Prescription Stimulants & Alcohol

Unlike opioids and sedative-hypnotic-anxiolytics, prescription stimulants, such as Adderall or Ritalin, increase the activity of the central nervous system. These stimulants also hide the intoxicating effects of alcohol, which may lead people to drink more than they’d intended.4 This increases the risk of experiencing alcohol poisoning or overdose. 

Prescription stimulant and alcohol abuse can have serious ramifications, including:5,7,10

  • Myocardial infarction, or heart attack.
  • Hypertension.
  • Increased heart rate.
  • Greater amount of stress on the heart and brain.
  • Increased risk of cancer.
  • Disruptions of memory and learning.
  • Impaired blood flow to the brain.
  • Depleted neurotransmitters, or chemical messengers in the brain.

If you or someone you know abuses alcohol and prescription drugs, comprehensive treatment is available.

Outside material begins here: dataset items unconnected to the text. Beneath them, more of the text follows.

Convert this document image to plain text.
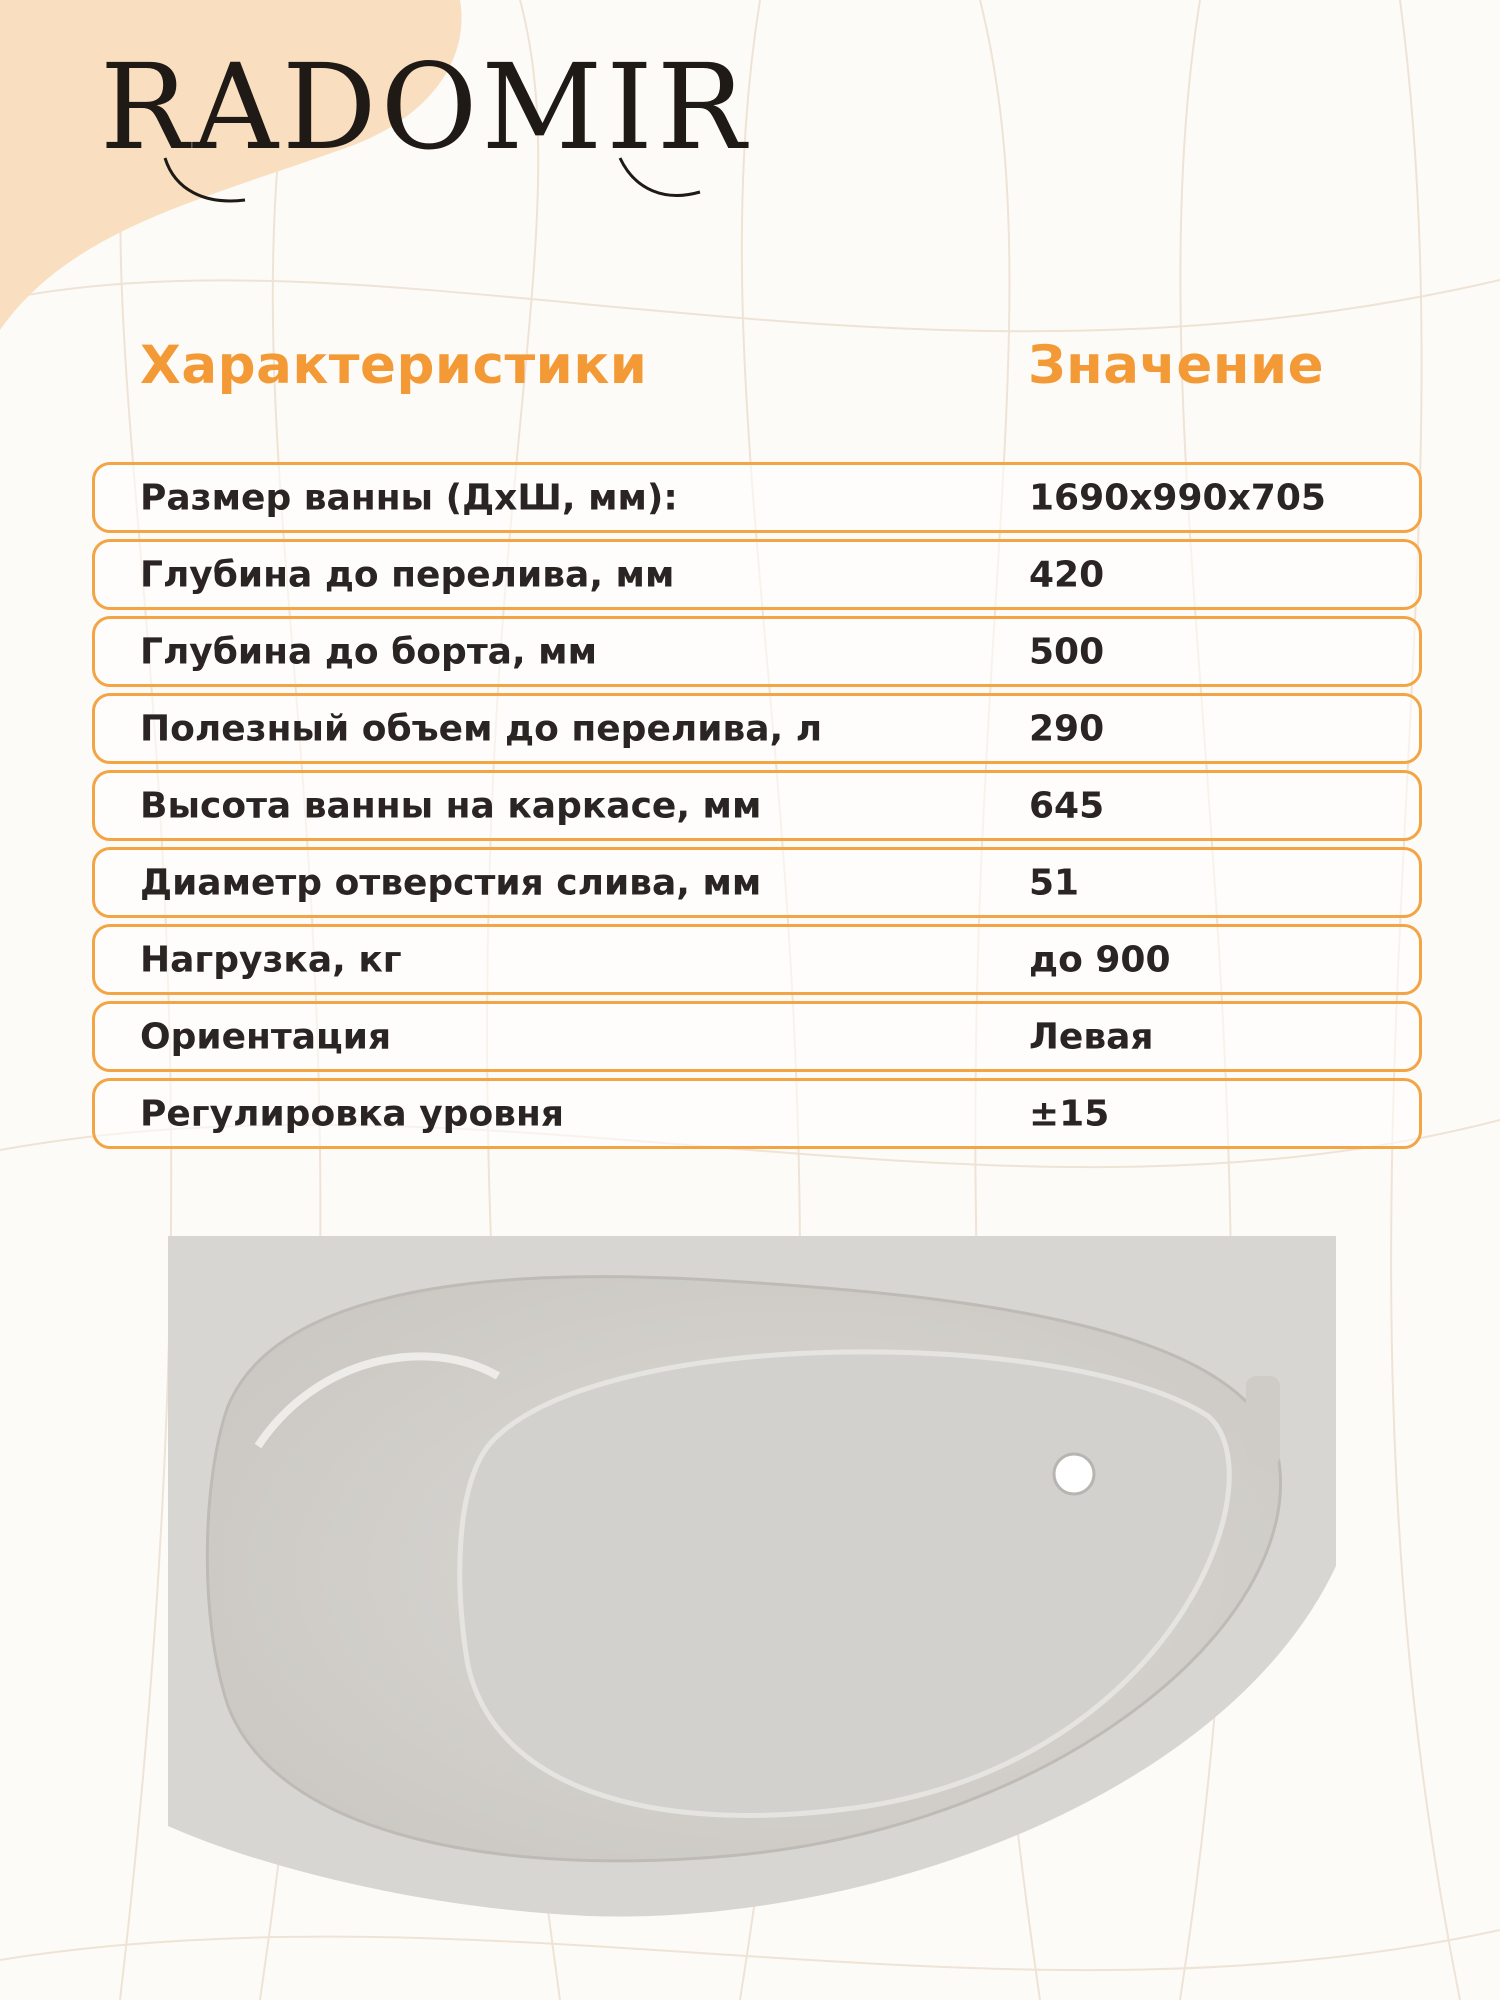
RADOMIR
Характеристики	Значение
Размер ванны (ДхШ, мм):	1690x990x705
Глубина до перелива, мм	420
Глубина до борта, мм	500
Полезный объем до перелива, л	290
Высота ванны на каркасе, мм	645
Диаметр отверстия слива, мм	51
Нагрузка, кг	до 900
Ориентация	Левая
Регулировка уровня	±15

It’s never too late to get clean.

Drug Abuse Treatment Options

Treatment helps many people recover from a drug and/or alcohol addiction. Treatment can help a person understand and address the issues that led to drug abuse in the first place and rectify maladaptive patterns in order to promote long-term sobriety. If you’re seeking drug abuse treatment but are unsure how to proceed, you may want to first receive a comprehensive evaluation from your doctor. They can then refer you to the appropriate level of care for your specific needs.

Treatment can occur in two types of settings: inpatient and outpatient. Inpatient programs provide around-the-clock support and medical monitoring for addiction treatment. For people addicted to multiple drugs or for those who have other medical or psychological conditions that require integrated treatment, inpatient treatment is often necessary. For example, withdrawal from alcohol or benzodiazepines often requires inpatient treatment in order to monitor a person for serious medical complications, like seizures.

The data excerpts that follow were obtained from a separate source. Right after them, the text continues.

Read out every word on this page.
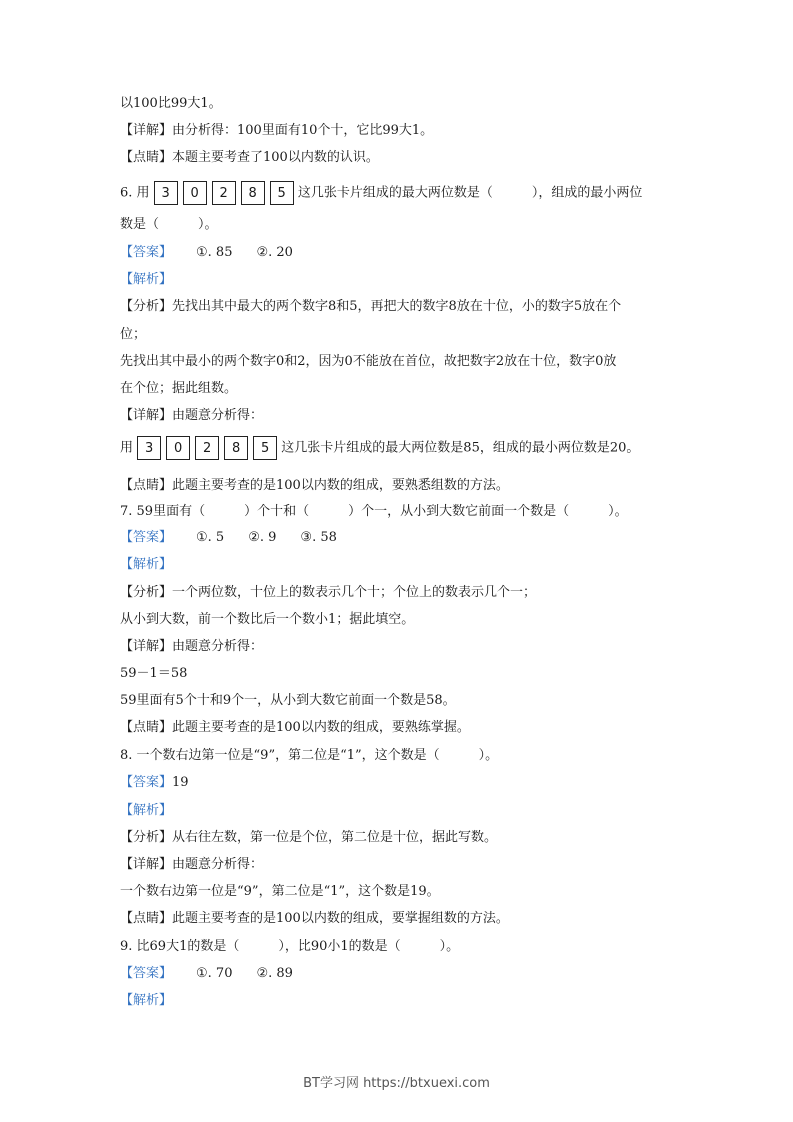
以100比99大1。
【详解】由分析得：100里面有10个十，它比99大1。
【点睛】本题主要考查了100以内数的认识。
6. 用 3 0 2 8 5 这几张卡片组成的最大两位数是（　　　），组成的最小两位
数是（　　　）。
【答案】 ①. 85 ②. 20
【解析】
【分析】先找出其中最大的两个数字8和5，再把大的数字8放在十位，小的数字5放在个
位；
先找出其中最小的两个数字0和2，因为0不能放在首位，故把数字2放在十位，数字0放
在个位；据此组数。
【详解】由题意分析得：
用 3 0 2 8 5 这几张卡片组成的最大两位数是85，组成的最小两位数是20。
【点睛】此题主要考查的是100以内数的组成，要熟悉组数的方法。
7. 59里面有（　　　）个十和（　　　）个一，从小到大数它前面一个数是（　　　）。
【答案】 ①. 5 ②. 9 ③. 58
【解析】
【分析】一个两位数，十位上的数表示几个十；个位上的数表示几个一；
从小到大数，前一个数比后一个数小1；据此填空。
【详解】由题意分析得：
59－1＝58
59里面有5个十和9个一，从小到大数它前面一个数是58。
【点睛】此题主要考查的是100以内数的组成，要熟练掌握。
8. 一个数右边第一位是“9”，第二位是“1”，这个数是（　　　）。
【答案】19
【解析】
【分析】从右往左数，第一位是个位，第二位是十位，据此写数。
【详解】由题意分析得：
一个数右边第一位是“9”，第二位是“1”，这个数是19。
【点睛】此题主要考查的是100以内数的组成，要掌握组数的方法。
9. 比69大1的数是（　　　），比90小1的数是（　　　）。
【答案】 ①. 70 ②. 89
【解析】
BT学习网 https://btxuexi.com
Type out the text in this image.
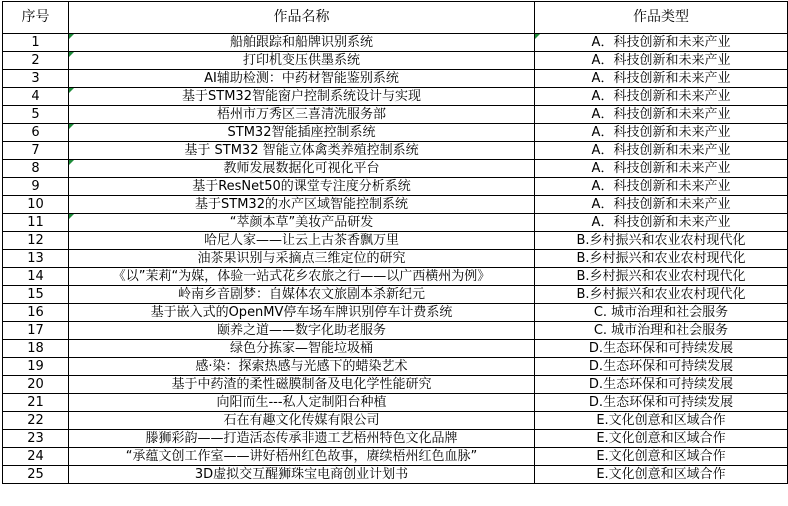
序号	作品名称	作品类型
1	船舶跟踪和船牌识别系统	A．科技创新和未来产业

2	打印机变压供墨系统	A．科技创新和未来产业
3	AI辅助检测：中药材智能鉴别系统	A．科技创新和未来产业
4	基于STM32智能窗户控制系统设计与实现	A．科技创新和未来产业
5	梧州市万秀区三喜清洗服务部	A．科技创新和未来产业
6	STM32智能插座控制系统	A．科技创新和未来产业
7	基于 STM32 智能立体禽类养殖控制系统	A．科技创新和未来产业
8	教师发展数据化可视化平台	A．科技创新和未来产业
9	基于ResNet50的课堂专注度分析系统	A．科技创新和未来产业
10	基于STM32的水产区域智能控制系统	A．科技创新和未来产业
11	“萃颜本草”美妆产品研发	A．科技创新和未来产业
12	哈尼人家——让云上古茶香飘万里	B.乡村振兴和农业农村现代化
13	油茶果识别与采摘点三维定位的研究	B.乡村振兴和农业农村现代化
14	《以”茉莉“为媒，体验一站式花乡农旅之行——以广西横州为例》	B.乡村振兴和农业农村现代化
15	岭南乡音剧梦：自媒体农文旅剧本杀新纪元	B.乡村振兴和农业农村现代化
16	基于嵌入式的OpenMV停车场车牌识别停车计费系统	C. 城市治理和社会服务
17	颐养之道——数字化助老服务	C. 城市治理和社会服务
18	绿色分拣家—智能垃圾桶	D.生态环保和可持续发展
19	感·染：探索热感与光感下的蜡染艺术	D.生态环保和可持续发展
20	基于中药渣的柔性磁膜制备及电化学性能研究	D.生态环保和可持续发展
21	向阳而生---私人定制阳台种植	D.生态环保和可持续发展
22	石在有趣文化传媒有限公司	E.文化创意和区域合作
23	滕狮彩韵——打造活态传承非遗工艺梧州特色文化品牌	E.文化创意和区域合作
24	“承蕴文创工作室——讲好梧州红色故事，赓续梧州红色血脉”	E.文化创意和区域合作
25	3D虚拟交互醒狮珠宝电商创业计划书	E.文化创意和区域合作
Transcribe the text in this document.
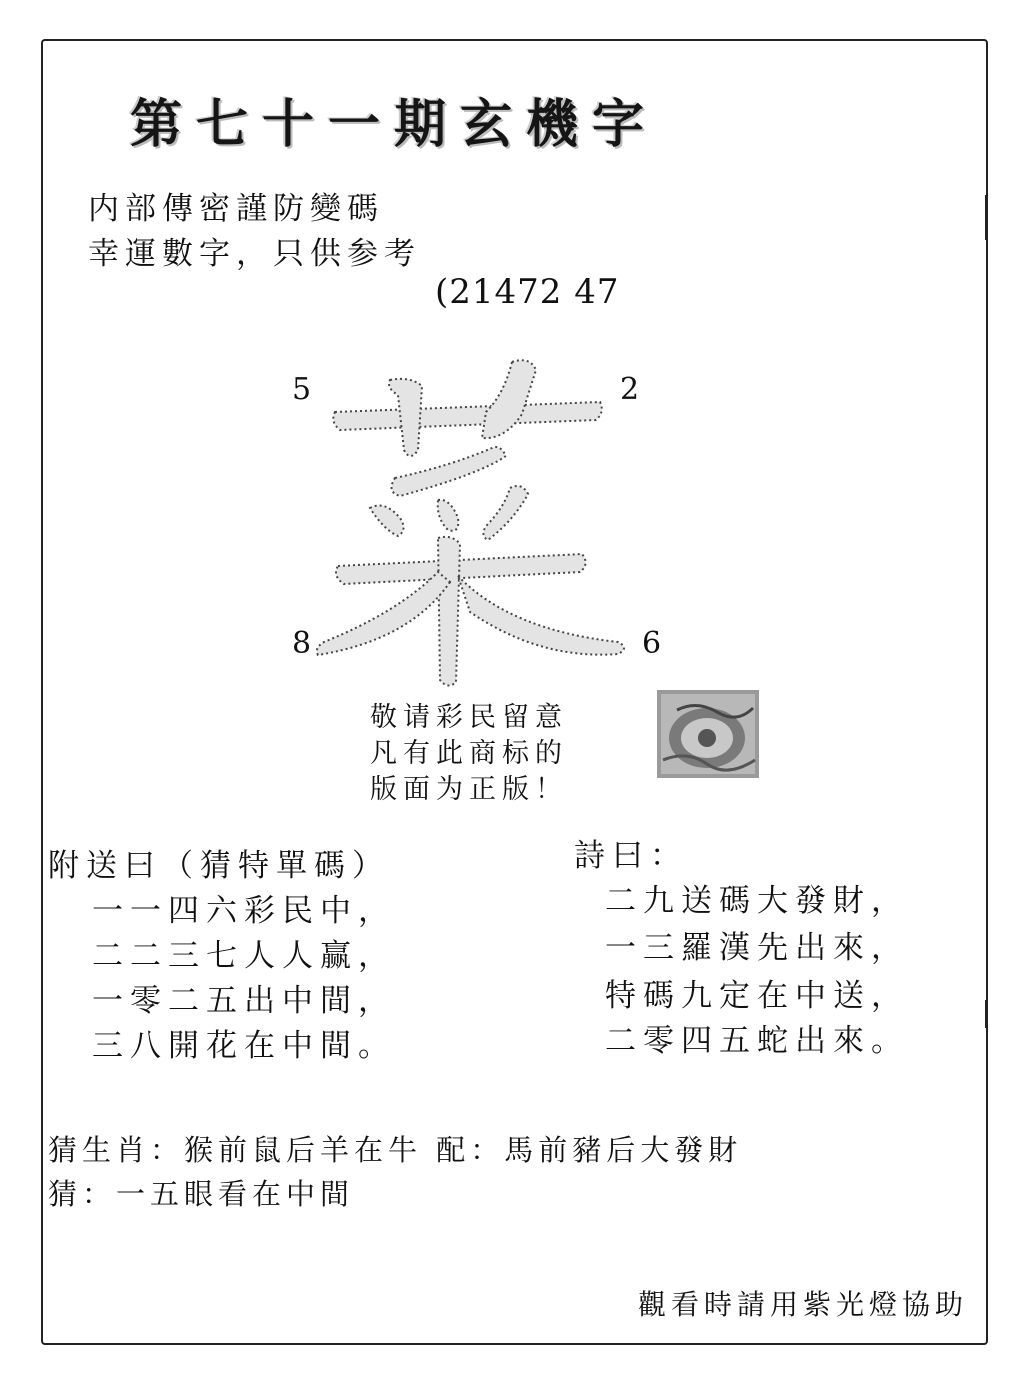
第七十一期玄機字
内部傳密謹防變碼
幸運數字，只供参考
(21472 47
5	2
8	6
敬请彩民留意
凡有此商标的
版面为正版！
附送曰（猜特單碼）
一一四六彩民中，
二二三七人人赢，
一零二五出中間，
三八開花在中間。
詩曰：
二九送碼大發財，
一三羅漢先出來，
特碼九定在中送，
二零四五蛇出來。
猜生肖：猴前鼠后羊在牛 配：馬前豬后大發財
猜：一五眼看在中間
觀看時請用紫光燈協助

Outpatient treatment is a less intensive type of recovery program in which people receive counseling and medical oversight during the day but return home at night. This option is helpful for those who wish to continue working or attending school while recovering from an addiction. It is also useful as step-down treatment after completing an inpatient program.

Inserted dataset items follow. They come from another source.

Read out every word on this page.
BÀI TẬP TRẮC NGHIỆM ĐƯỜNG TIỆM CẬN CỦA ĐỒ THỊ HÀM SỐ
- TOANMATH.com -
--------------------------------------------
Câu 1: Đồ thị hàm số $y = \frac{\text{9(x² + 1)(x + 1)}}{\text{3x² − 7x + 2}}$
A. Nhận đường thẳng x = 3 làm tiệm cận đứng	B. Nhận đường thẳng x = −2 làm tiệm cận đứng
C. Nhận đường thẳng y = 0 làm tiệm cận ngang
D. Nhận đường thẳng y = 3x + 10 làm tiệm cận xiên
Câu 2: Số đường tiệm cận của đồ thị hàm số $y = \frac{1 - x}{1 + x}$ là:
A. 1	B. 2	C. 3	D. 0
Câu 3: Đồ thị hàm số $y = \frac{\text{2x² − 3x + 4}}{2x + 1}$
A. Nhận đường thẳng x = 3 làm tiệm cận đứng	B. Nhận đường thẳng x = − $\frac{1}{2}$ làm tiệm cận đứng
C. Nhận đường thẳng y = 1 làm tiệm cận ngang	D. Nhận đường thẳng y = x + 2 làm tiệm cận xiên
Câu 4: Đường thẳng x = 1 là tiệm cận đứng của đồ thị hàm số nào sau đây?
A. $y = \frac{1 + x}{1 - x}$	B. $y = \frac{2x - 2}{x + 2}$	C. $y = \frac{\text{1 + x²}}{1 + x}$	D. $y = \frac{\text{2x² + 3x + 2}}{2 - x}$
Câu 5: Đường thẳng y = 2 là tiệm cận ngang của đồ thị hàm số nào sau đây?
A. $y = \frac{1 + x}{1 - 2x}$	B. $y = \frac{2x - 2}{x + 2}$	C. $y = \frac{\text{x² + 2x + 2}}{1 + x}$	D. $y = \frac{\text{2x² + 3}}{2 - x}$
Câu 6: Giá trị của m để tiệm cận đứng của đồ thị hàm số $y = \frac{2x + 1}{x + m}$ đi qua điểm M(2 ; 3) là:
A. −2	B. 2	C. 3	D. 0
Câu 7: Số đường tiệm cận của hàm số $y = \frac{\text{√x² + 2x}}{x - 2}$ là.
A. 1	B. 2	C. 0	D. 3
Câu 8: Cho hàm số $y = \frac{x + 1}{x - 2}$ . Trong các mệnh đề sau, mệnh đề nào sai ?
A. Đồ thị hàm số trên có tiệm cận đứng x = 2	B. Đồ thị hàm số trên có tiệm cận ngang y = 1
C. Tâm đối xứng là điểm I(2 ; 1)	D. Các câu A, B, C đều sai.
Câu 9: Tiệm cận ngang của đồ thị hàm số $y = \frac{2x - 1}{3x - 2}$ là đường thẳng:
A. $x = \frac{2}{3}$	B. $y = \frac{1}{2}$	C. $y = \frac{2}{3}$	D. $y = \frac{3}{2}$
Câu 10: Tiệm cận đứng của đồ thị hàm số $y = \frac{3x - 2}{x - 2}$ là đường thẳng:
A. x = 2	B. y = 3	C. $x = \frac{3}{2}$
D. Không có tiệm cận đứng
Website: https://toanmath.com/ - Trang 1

After a person completes an inpatient or outpatient treatment program, it is imperative to follow up with aftercare treatment to help maintain sobriety. It is easy to slip back into active addiction without ongoing support for recovery. Many people attend aftercare services for weeks or months after treatment ends, while some people attend for life. Some examples of aftercare include regular attendance of 12-Step meetings, such as Alcoholics Anonymous (AA) or Narcotics Anonymous (NA), or follow-up appointments with your counselor or therapist.


  1. National Institute on Drug Abuse. (2016). Misuse of Prescription Drugs.
  2. National Institute on Drug Abuse. (2016). What is the Scope of Prescription Drug Misuse?
  3. National Institute on Drug Abuse. (2016). How Many People Suffer Adverse Health Consequences from Misuse of Prescription Drugs?
  4. National Institute on Drug Abuse. (2016). Is it Safe to Use Prescription Drugs in Combination with Other Medications?
  5. American Psychiatric Association. (2013). Diagnostic and Statistical Manual of of Mental Disorders (DSM-5). Arlington, VA: American Psychiatric Publishing.
  6. National Institute on Drug Abuse. (2018). Which classes of prescription drugs are commonly misused?
  7. Althobaiti, Y.S. & Sari, Y. (2016). Alcohol Interactions with Psychostimulants: An Overview of Animal and Human Studies. Journal of addiction research and therapy, 7(3), 281.
  8. National Institute on Drug Abuse. (2018). Heroin.
  9. National Institute on Alcohol Abuse and Alcoholism. (n.d.) Alcohol’s Effects on the Body.
  10. Jiao, X., Velez, S., Ringstad, J., Eyma, V., Miller, D., & Bleiberg, M. (2009). Myocardial Infarction Associated with Adderall XR and Alcohol Use in a Young Man. Journal of the American Board of Family Medicine, 22 (2), 197-201.